How to calculate sum of floor functions.

Question

Let $f(x)$ is real valued function.

How to calulate or at least find lower and upper bound of sum: $$\sum_{1\le n \le x}\left\lfloor f(n) \right\rfloor$$? For example when $f(n)=\frac{x}{n}$

Here are my ideas:

1. Is it possible to rewrite the sum so that it will depend only from for example $f(x)$? Like in this case: Find a formula for $\sum\limits_{k=1}^n \lfloor \sqrt{k} \rfloor$
2. Because $\left\lfloor y \right\rfloor=y-\{y\}$ and $\{y\}$ can be expressed as a Fourier series so it is sufficent to evaluate the following: $\sum_{1\le n \le x}\{ f(n) \}$. It is (only) mentioned here : https://www.encyclopediaofmath.org/index.php/Trigonometric_sums,_method_of
3. Because $g(y)=\left\lfloor f(y) \right\rfloor$ is integrable so maybe schould i use a integral?

I hope that you have also some ideas.

Answer 1

Since $\left\lfloor f(n) \right\rfloor\leq f(n)$ for all $n$ and $\left\lfloor f(n) \right\rfloor\geq f(n)-1$ for all $n$, the obvious upper and lower bounds are

$$\sum_{1\le n \le x} (f(n)-1)\leq \sum_{1\le n \le x}\left\lfloor f(n) \right\rfloor\leq \sum_{1\le n \le x}f(n)$$

Answer 2

As we have $$ f(x)-1 < \lfloor f(x) \rfloor \le f(x) $$

We get the trivial bounds $$ \sum_{i=0}^n f(x)-1 < \sum_{i=0}^n \lfloor f(x) \rfloor\le \sum_{i=0}^n f(x) $$

As for your first idea - the method is useful, but has its limits. For example, for the approach to work, your function needs to be monotone and its inverse has to be "easy" (if you can't write it down using standard calculus, chances are slim you can do the sum manipulation).
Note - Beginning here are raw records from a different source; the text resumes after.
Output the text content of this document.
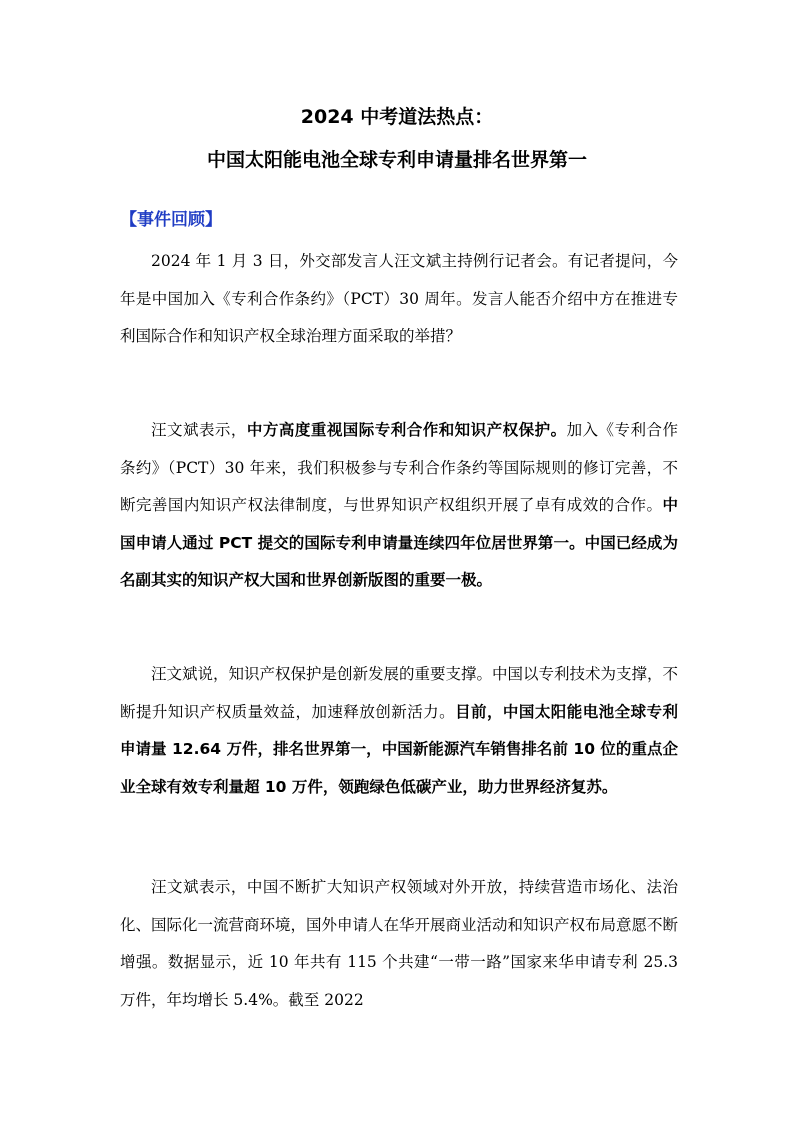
2024 中考道法热点：
中国太阳能电池全球专利申请量排名世界第一
【事件回顾】

2024 年 1 月 3 日，外交部发言人汪文斌主持例行记者会。有记者提问，今年是中国加入《专利合作条约》（PCT）30 周年。发言人能否介绍中方在推进专利国际合作和知识产权全球治理方面采取的举措？

汪文斌表示，中方高度重视国际专利合作和知识产权保护。加入《专利合作条约》（PCT）30 年来，我们积极参与专利合作条约等国际规则的修订完善，不断完善国内知识产权法律制度，与世界知识产权组织开展了卓有成效的合作。中国申请人通过 PCT 提交的国际专利申请量连续四年位居世界第一。中国已经成为名副其实的知识产权大国和世界创新版图的重要一极。

汪文斌说，知识产权保护是创新发展的重要支撑。中国以专利技术为支撑，不断提升知识产权质量效益，加速释放创新活力。目前，中国太阳能电池全球专利申请量 12.64 万件，排名世界第一，中国新能源汽车销售排名前 10 位的重点企业全球有效专利量超 10 万件，领跑绿色低碳产业，助力世界经济复苏。

汪文斌表示，中国不断扩大知识产权领域对外开放，持续营造市场化、法治化、国际化一流营商环境，国外申请人在华开展商业活动和知识产权布局意愿不断增强。数据显示，近 10 年共有 115 个共建“一带一路”国家来华申请专利 25.3 万件，年均增长 5.4%。截至 2022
For the second idea, if I'm not mistaken, it should be about this:
We can express any continuous function using, analogue to finite vector spaces, by using certain special countably infinite bases, as linear combinations of the elements of the base.

For example, a base for periodic functions $f:\mathbb R\to \mathbb R$ with periodicity $T$ would be: $$ [sin(2\pi T\cdot 1x),cos(2\pi T\cdot 1x),sin(2\pi T\cdot 2x),cos(2\pi T\cdot 2x),...] $$

Using this base, we now fit e.g. $f(x) = x$ over the interval $[0,1]$ (and therefore with $T = 1$).
As our resulting function therefore is periodic, we now get $$ \lfloor x\rfloor = x-f(x) $$

Unluckily, this approach has its problems as well. For one, looking for a closed expression of the infinite series is, whether you use a periodic base or a non-periodic base, extremely difficult - we have a good understanding of which coefficient sequences lead to closed forms for continuous functions, but not so much for non-continuous functions.
That we are looking for an alternative formulation only makes this even more difficult (as opposed to just deducing that the closed formula is equivalent to $\lfloor f(x) \rfloor $).

If you want to use this series as approximation, you should threat carefully as well. Generally, as you model a non-continuous function by a sum of continuous ones, any approximation will behave not-nice near integer values.

For example, the approximation $$ x- \frac 1 2 + \frac 1 \pi \sum_{k=1}^p \frac{\sin(2\pi k x)}k $$ (which turns into $\lfloor x \rfloor $ at $p\to \infty$

has the problem that, while it generally models the function for growing $p$ better and better, if you look at $x+0.05$ for any $x\in\mathbb N$, it will become worse and worse for growing $p$.